The retail shop sends a notice to its members to get approval for tracking their faces, according to Reconova. Customers that give permission have to upload a picture so the system can match the uploaded photo with the actual visitors to shops. This way, the technology does not track random visitors who have not agreed to their information being collected.

Reconova may only be seven years old, but Guo said the company has already exported its technology to Thailand and Kuwait in the banking and oil sectors and is preparing to set up its first foreign office in the next six months. The most likely option for now is Thailand.



Getting flexible

Another spotlighted area at the expo was flexible displays. A flexible form factor for mobile phones has attracted worldwide interest from tech-savvy consumers since early this year because it is arguably the first major transformation to hit the smartphone market in years. Ever since the release of Apple’s first iPhones, phone designs have been largely the same with just a few small changes made by adding more cameras or widening displays by reducing bezels.

Flexible displays, however, open new possibilities in phone design and Chinese display start-up Royole brought its FlexPai foldable phone to the Chinese expo to boast once again that it beat Samsung Electronics and Huawei in the foldable phone race.

The FlexPai currently sells at $1,588 for a 128-gigabyte model and $1,759 for a larger 256-gigabyte model to consumers outside of China.

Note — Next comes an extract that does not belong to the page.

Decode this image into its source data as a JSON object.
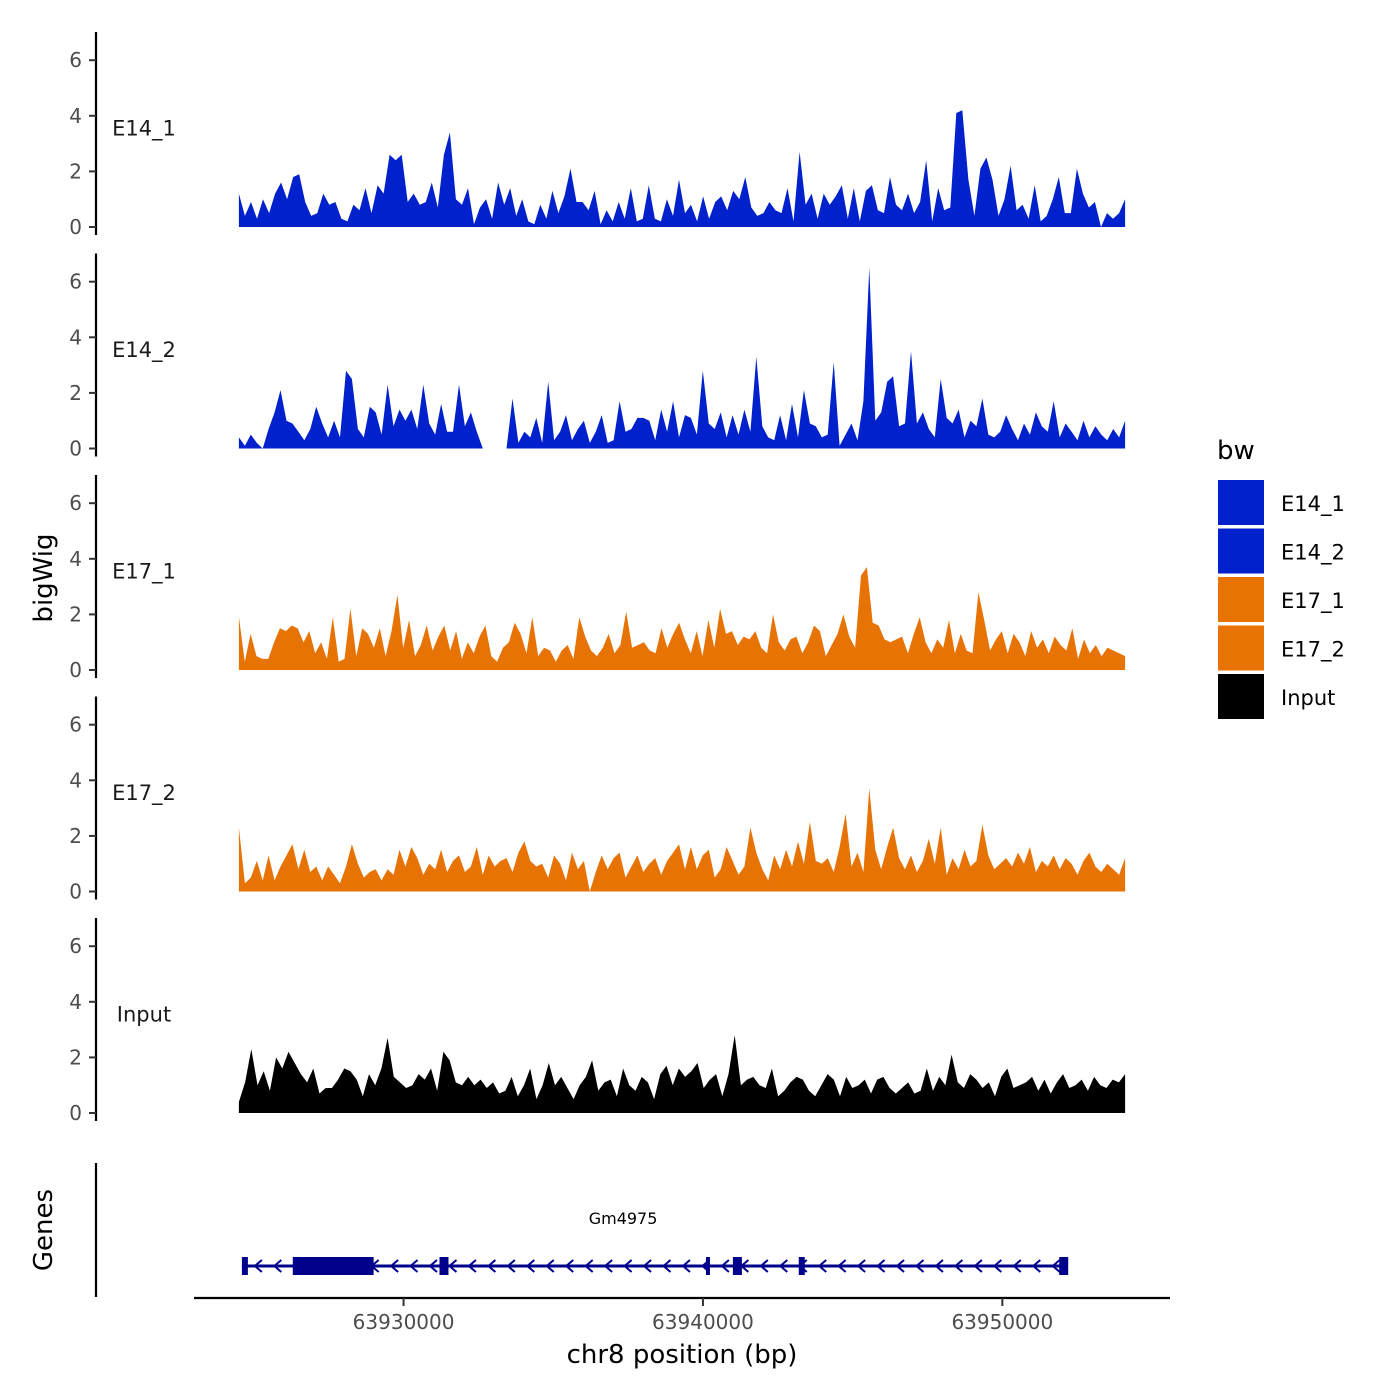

The company declined to reveal its sales volume since it began commercial sales in October last year.

Royole’s brand director Florent Meng told the Korea JoongAng Daily last Wednesday that it spent at least three years developing the hinge of the folding phone, explaining that it is meaningful that the display was made independently by the start-up.

“The hinge can support over 200,000 times of folding and unfolding,” Meng said. “This means it can easily support you for over four years of usage.”

When unfolded, the FlexPai phone becomes a 7.8-inch tablet with a 4:3 aspect ratio. The phone folds in half, but the exact screen size after folding was not revealed.

Meng said that in the future the phone may support 5G, as it is already equipped with Qualcomm’s Snapdragon 855 chipset that can support the new network.

Responding to criticism of the FlexPai’s low battery capacity and thick design, Meng said the company plans to “gradually make this device more advanced,” adding that the flexible display market will continue to expand.

“Interaction between information and humans, I think, should have a carrier,” Meng said. “The carrier is the screen itself … and it should have more possibilities [than a single rigid screen.]”

Apart from Royole, Chinese display companies BOE and CSOT also showed off their own flexible displays during the expo. While BOE is known as the supplier of flexible panels for Huawei’s upcoming Mate X foldable smartphone, the company declined to comment on the development of its flexible displays for that particular phone. Huawei also did not exhibit its Mate X phone during the expo.

Unlike Samsung, which will roll out its first foldable phone Galaxy Fold in the U.S. market from April 26, Huawei has yet to release a specific launch date for its foldable phone.

A host of other electronics and tech companies took part in the three-day CITE event, hosted by China’s Ministry of Industry and Information Technology and the People’s Government of Shenzhen Municipality, ending Thursday last week.

Other well-known participants included China’s TCL, Haier, Skyworth and Hisense. Among the smaller firms were AI translator developer Babel Technology and VR games and public security system maker Tsinghua Tongfang.